Kamala started work on 'Neera' (sap extracted from the inflorescence of various species of toddy palms) on the suggestion of then-President of India, Rajendra Prasad. She found significant quantities of Vitamin A, Vitamin C, and iron in the drink, and that these elements can survive concentration of Neera into palm jaggery and molasses.

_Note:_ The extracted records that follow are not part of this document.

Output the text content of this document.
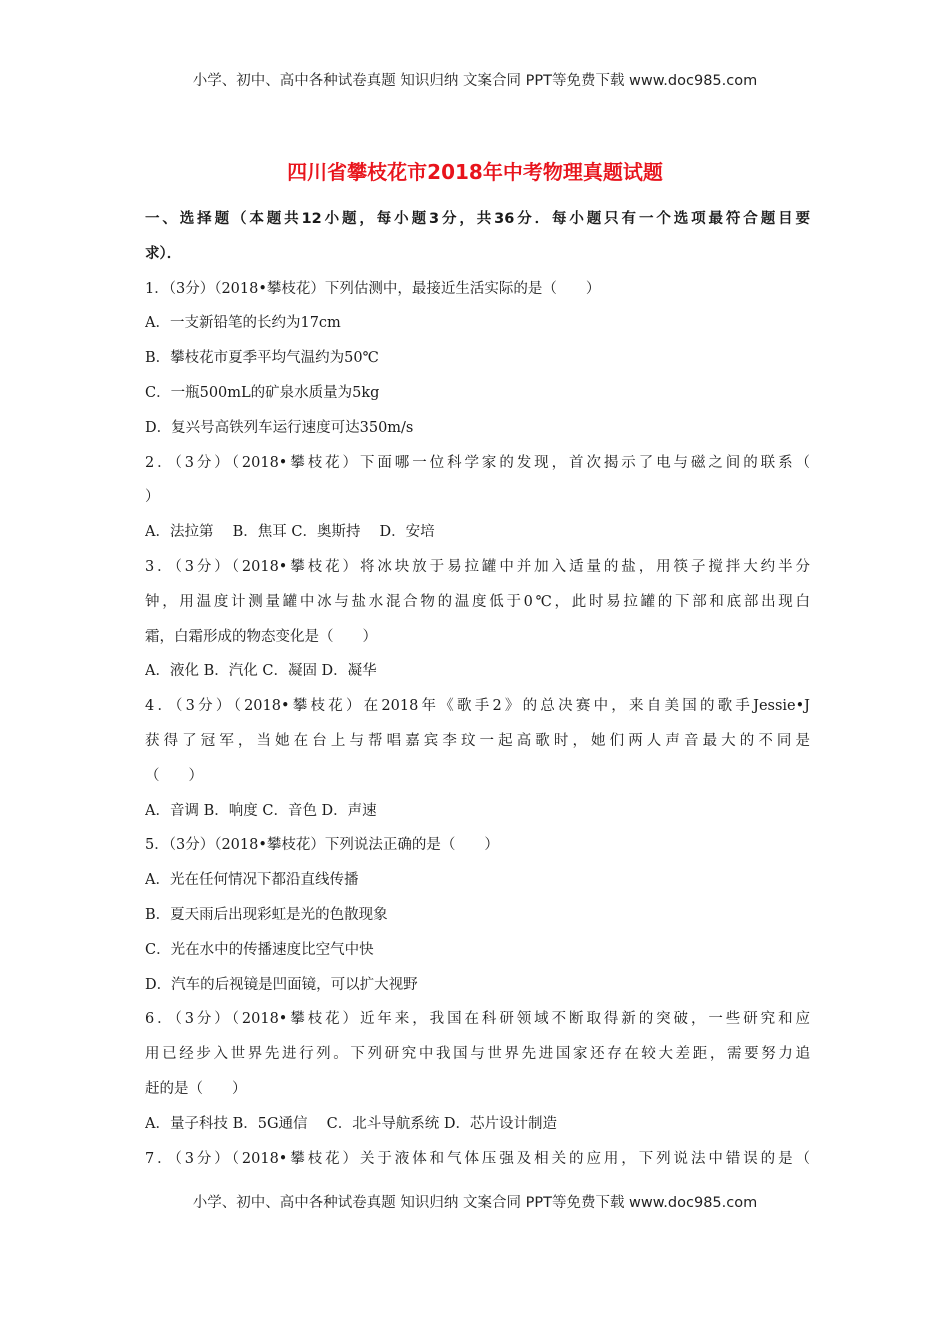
小学、初中、高中各种试卷真题 知识归纳 文案合同 PPT等免费下载 www.doc985.com
四川省攀枝花市2018年中考物理真题试题
一、选择题（本题共12小题，每小题3分，共36分．每小题只有一个选项最符合题目要
求）．
1．（3分）（2018•攀枝花）下列估测中，最接近生活实际的是（　　）
A．一支新铅笔的长约为17cm
B．攀枝花市夏季平均气温约为50℃
C．一瓶500mL的矿泉水质量为5kg
D．复兴号高铁列车运行速度可达350m/s
2．（3分）（2018•攀枝花）下面哪一位科学家的发现，首次揭示了电与磁之间的联系（
）
A．法拉第　 B．焦耳 C．奥斯持　 D．安培
3．（3分）（2018•攀枝花）将冰块放于易拉罐中并加入适量的盐，用筷子搅拌大约半分
钟，用温度计测量罐中冰与盐水混合物的温度低于0℃，此时易拉罐的下部和底部出现白
霜，白霜形成的物态变化是（　　）
A．液化 B．汽化 C．凝固 D．凝华
4．（3分）（2018•攀枝花）在2018年《歌手2》的总决赛中，来自美国的歌手Jessie•J
获得了冠军，当她在台上与帮唱嘉宾李玟一起高歌时，她们两人声音最大的不同是
（　　）
A．音调 B．响度 C．音色 D．声速
5．（3分）（2018•攀枝花）下列说法正确的是（　　）
A．光在任何情况下都沿直线传播
B．夏天雨后出现彩虹是光的色散现象
C．光在水中的传播速度比空气中快
D．汽车的后视镜是凹面镜，可以扩大视野
6．（3分）（2018•攀枝花）近年来，我国在科研领域不断取得新的突破，一些研究和应
用已经步入世界先进行列。下列研究中我国与世界先进国家还存在较大差距，需要努力追
赶的是（　　）
A．量子科技 B．5G通信　 C．北斗导航系统 D．芯片设计制造
7．（3分）（2018•攀枝花）关于液体和气体压强及相关的应用，下列说法中错误的是（
小学、初中、高中各种试卷真题 知识归纳 文案合同 PPT等免费下载 www.doc985.com
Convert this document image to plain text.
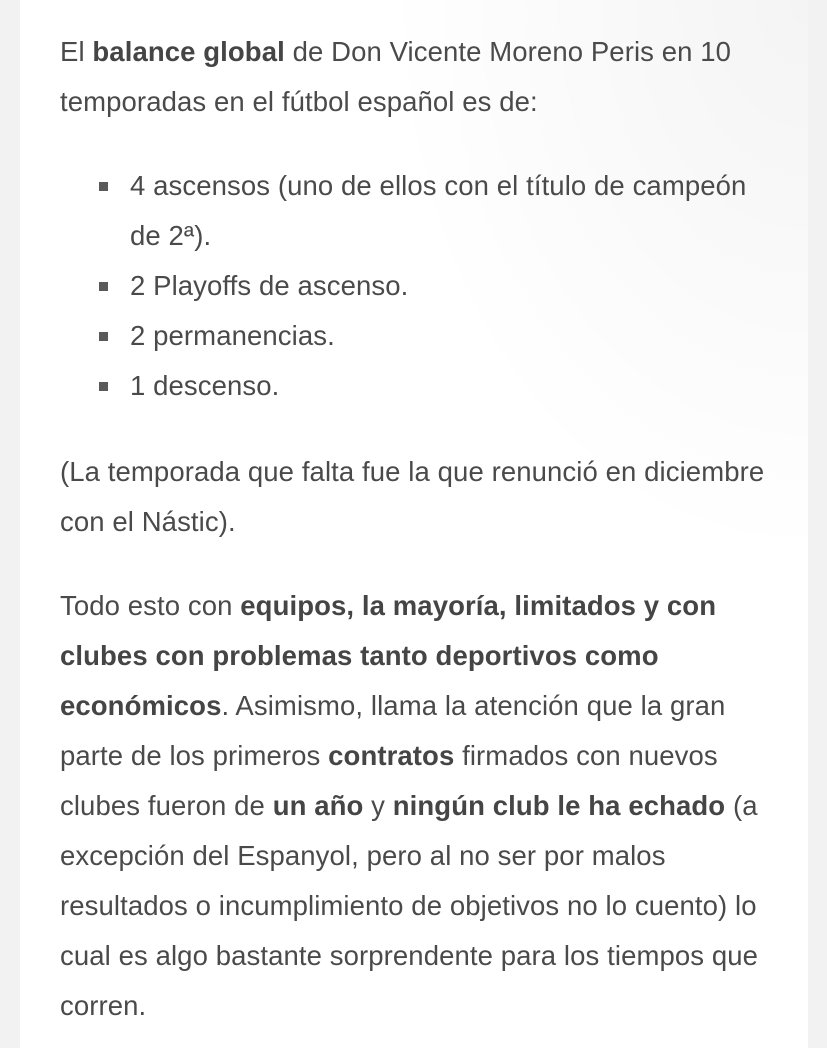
El balance global de Don Vicente Moreno Peris en 10 temporadas en el fútbol español es de:

4 ascensos (uno de ellos con el título de campeón de 2ª).
2 Playoffs de ascenso.
2 permanencias.
1 descenso.

(La temporada que falta fue la que renunció en diciembre con el Nástic).

Todo esto con equipos, la mayoría, limitados y con clubes con problemas tanto deportivos como económicos. Asimismo, llama la atención que la gran parte de los primeros contratos firmados con nuevos clubes fueron de un año y ningún club le ha echado (a excepción del Espanyol, pero al no ser por malos resultados o incumplimiento de objetivos no lo cuento) lo cual es algo bastante sorprendente para los tiempos que corren.
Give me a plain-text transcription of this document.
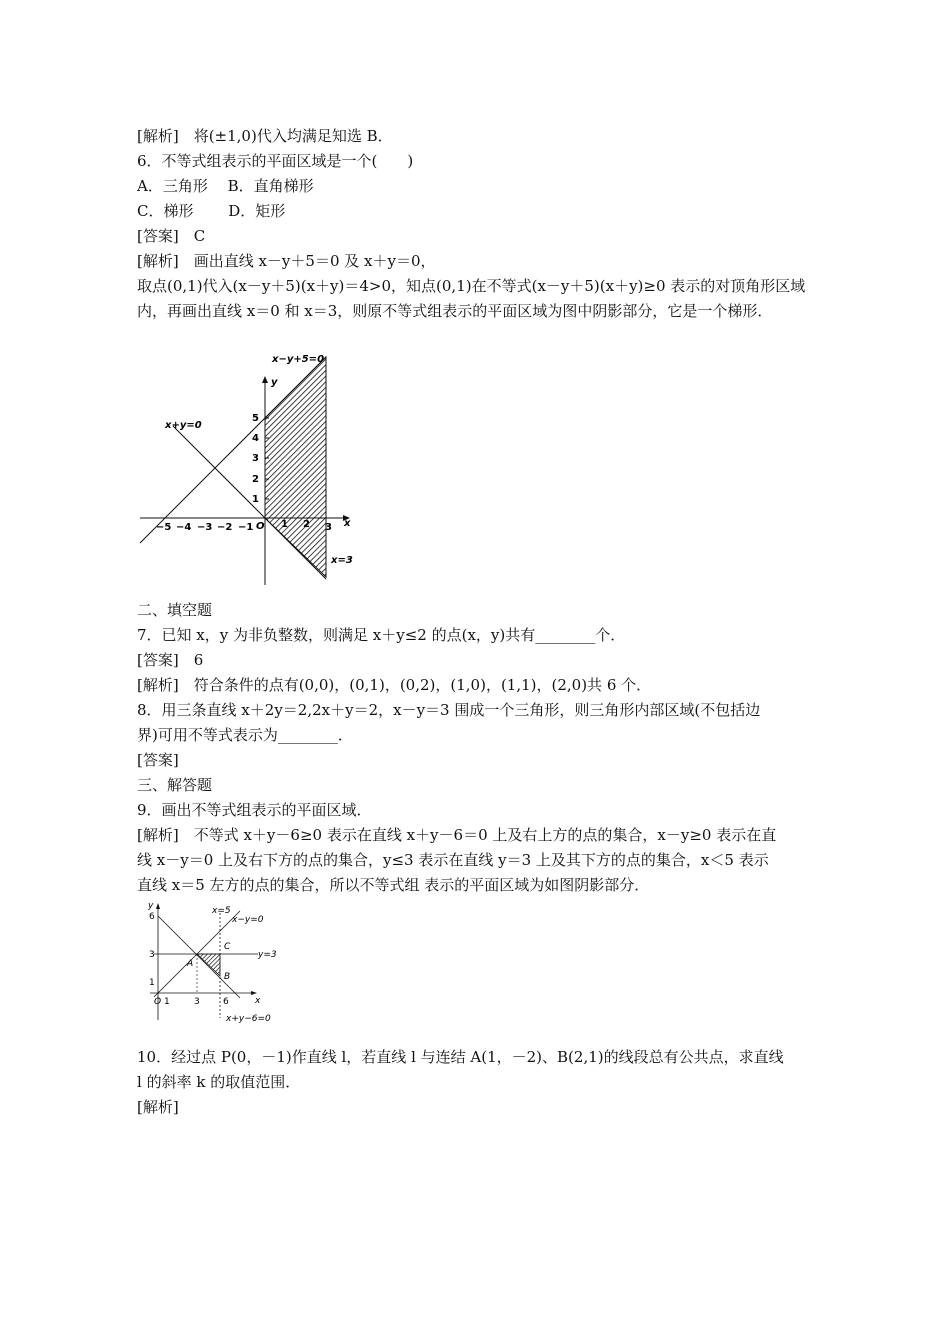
[解析]　将(±1,0)代入均满足知选 B．
6．不等式组表示的平面区域是一个(　　)
A．三角形　 B．直角梯形
C．梯形　　 D．矩形
[答案]　C
[解析]　画出直线 x－y＋5＝0 及 x＋y＝0，
取点(0,1)代入(x－y＋5)(x＋y)＝4>0，知点(0,1)在不等式(x－y＋5)(x＋y)≥0 表示的对顶角形区域
内，再画出直线 x＝0 和 x＝3，则原不等式组表示的平面区域为图中阴影部分，它是一个梯形．
x−y+5=0
x+y=0
x=3
y
x
O
−5 −4 −3 −2 −1	1 2 3
1
2
3
4
5
二、填空题
7．已知 x，y 为非负整数，则满足 x＋y≤2 的点(x，y)共有________个．
[答案]　6
[解析]　符合条件的点有(0,0)，(0,1)，(0,2)，(1,0)，(1,1)，(2,0)共 6 个．
8．用三条直线 x＋2y＝2,2x＋y＝2，x－y＝3 围成一个三角形，则三角形内部区域(不包括边
界)可用不等式表示为________．
[答案]
三、解答题
9．画出不等式组表示的平面区域．
[解析]　不等式 x＋y－6≥0 表示在直线 x＋y－6＝0 上及右上方的点的集合，x－y≥0 表示在直
线 x－y＝0 上及右下方的点的集合，y≤3 表示在直线 y＝3 上及其下方的点的集合，x＜5 表示
直线 x＝5 左方的点的集合，所以不等式组 表示的平面区域为如图阴影部分．
x=5
x−y=0
y=3
x+y−6=0
A
B
C
x
y
O 1	3	6
1
3
6
10．经过点 P(0，－1)作直线 l，若直线 l 与连结 A(1，－2)、B(2,1)的线段总有公共点，求直线
l 的斜率 k 的取值范围．
[解析]
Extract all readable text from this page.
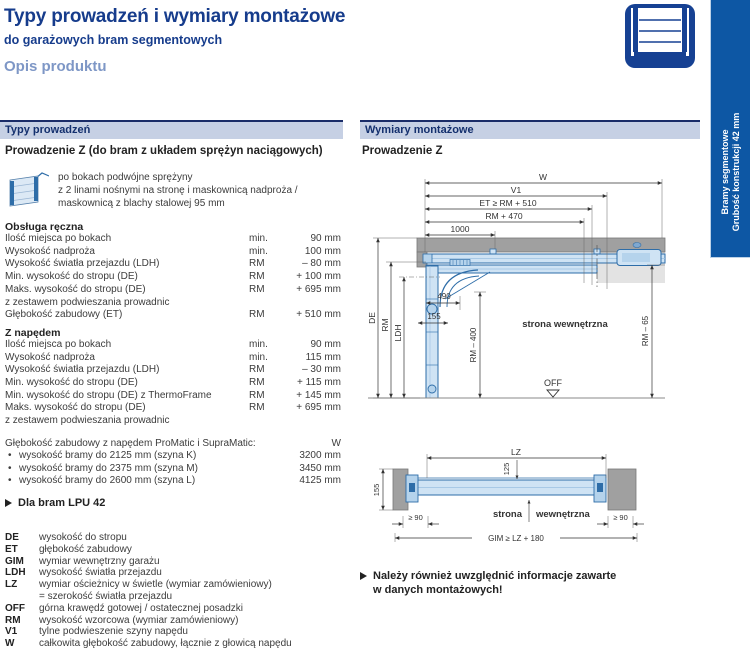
Typy prowadzeń i wymiary montażowe
do garażowych bram segmentowych
Opis produktu
Bramy segmentowe Grubość konstrukcji 42 mm
Typy prowadzeń
Prowadzenie Z (do bram z układem sprężyn naciągowych)
po bokach podwójne sprężyny
z 2 linami nośnymi na stronę i maskownicą nadproża /
maskownicą z blachy stalowej 95 mm
Obsługa ręczna
Ilość miejsca po bokach	min.	90 mm
Wysokość nadproża	min.	100 mm
Wysokość światła przejazdu (LDH)	RM	– 80 mm
Min. wysokość do stropu (DE)	RM	+ 100 mm
Maks. wysokość do stropu (DE)	RM	+ 695 mm
z zestawem podwieszania prowadnic
Głębokość zabudowy (ET)	RM	+ 510 mm
Z napędem
Ilość miejsca po bokach	min.	90 mm
Wysokość nadproża	min.	115 mm
Wysokość światła przejazdu (LDH)	RM	– 30 mm
Min. wysokość do stropu (DE)	RM	+ 115 mm
Min. wysokość do stropu (DE) z ThermoFrame	RM	+ 145 mm
Maks. wysokość do stropu (DE)	RM	+ 695 mm
z zestawem podwieszania prowadnic
Głębokość zabudowy z napędem ProMatic i SupraMatic:	W
•
wysokość bramy do 2125 mm (szyna K)	3200 mm
•
wysokość bramy do 2375 mm (szyna M)	3450 mm
•
wysokość bramy do 2600 mm (szyna L)	4125 mm
Dla bram LPU 42
DE	wysokość do stropu
ET	głębokość zabudowy
GIM	wymiar wewnętrzny garażu
LDH	wysokość światła przejazdu
LZ	wymiar ościeżnicy w świetle (wymiar zamówieniowy)
= szerokość światła przejazdu
OFF	górna krawędź gotowej / ostatecznej posadzki
RM	wysokość wzorcowa (wymiar zamówieniowy)
V1	tylne podwieszenie szyny napędu
W	całkowita głębokość zabudowy, łącznie z głowicą napędu
Wymiary montażowe
Prowadzenie Z
W
V1
ET ≥ RM + 510
RM + 470
1000
DE
RM LDH
490
155
RM – 400	RM – 65
strona wewnętrzna
OFF
LZ
125
155
strona wewnętrzna
≥ 90	≥ 90
GIM ≥ LZ + 180
Należy również uwzględnić informacje zawarte
w danych montażowych!
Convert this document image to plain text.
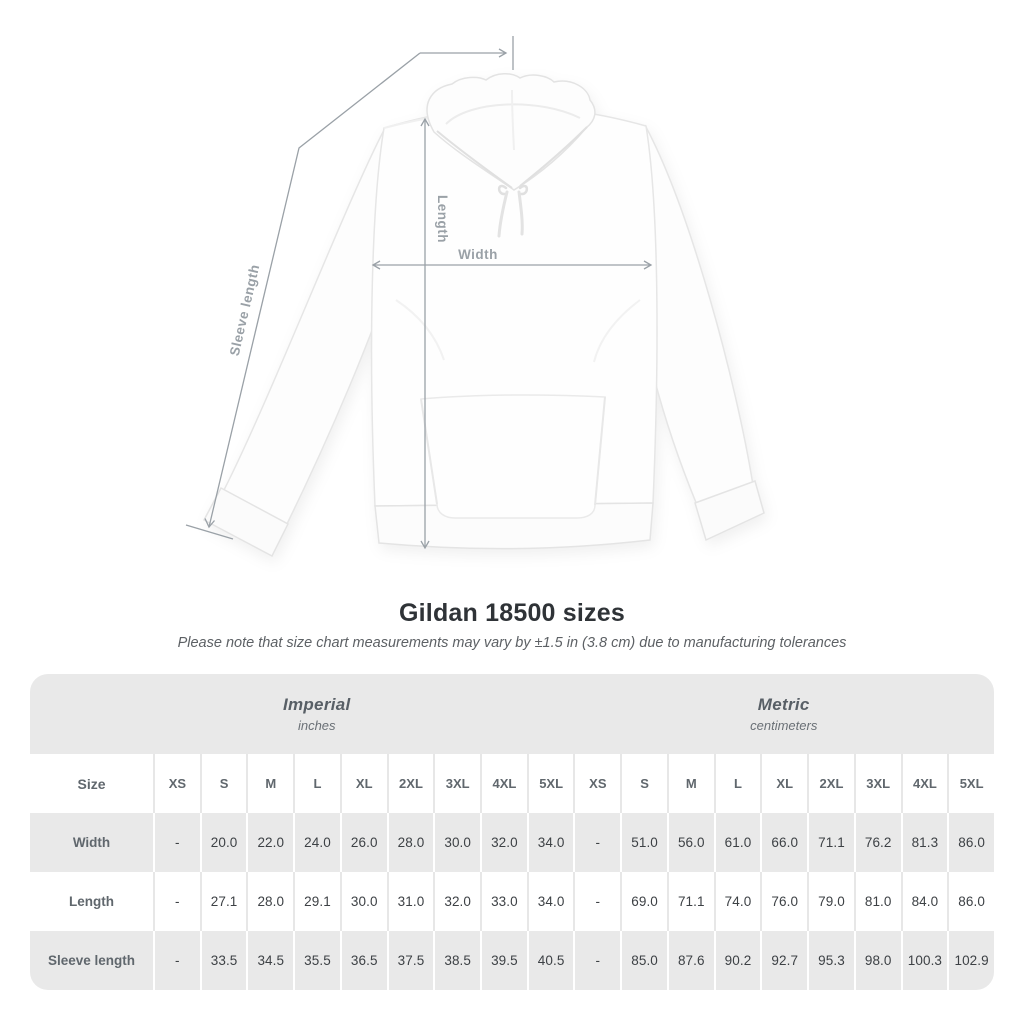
Sleeve length
Length
Width
Gildan 18500 sizes
Please note that size chart measurements may vary by ±1.5 in (3.8 cm) due to manufacturing tolerances
Imperial
inches
Metric
centimeters
Size	XS	S	M	L	XL	2XL	3XL	4XL	5XL	XS	S	M	L	XL	2XL	3XL	4XL	5XL
Width	-	20.0	22.0	24.0	26.0	28.0	30.0	32.0	34.0	-	51.0	56.0	61.0	66.0	71.1	76.2	81.3	86.0
Length	-	27.1	28.0	29.1	30.0	31.0	32.0	33.0	34.0	-	69.0	71.1	74.0	76.0	79.0	81.0	84.0	86.0
Sleeve length	-	33.5	34.5	35.5	36.5	37.5	38.5	39.5	40.5	-	85.0	87.6	90.2	92.7	95.3	98.0	100.3 102.9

Later studies indicated that the inclusion of Neera in the diets of malnourished adolescent children and pregnant women from tribal communities as an inexpensive dietary supplement led to significant improvement in health. She was awarded the Rashtrapati Award for her work in this subject.

== Death and legacy ==
Kamala was an active member of the Consumer Guidance Society of India (CGSI). She was elected President of the CGSI for the 1982–83 period and she also authored articles on consumer safety for the organisational magazine called 'Keemat'.

Kamala Sohonie died in 1998, shortly after collapsing during a felicitation ceremony organised by Indian Council of Medical Research (ICMR) in New Delhi.

On 18 June 2023, search engine Google commemorated Sohonie with a Doodle on her 112th birth anniversary.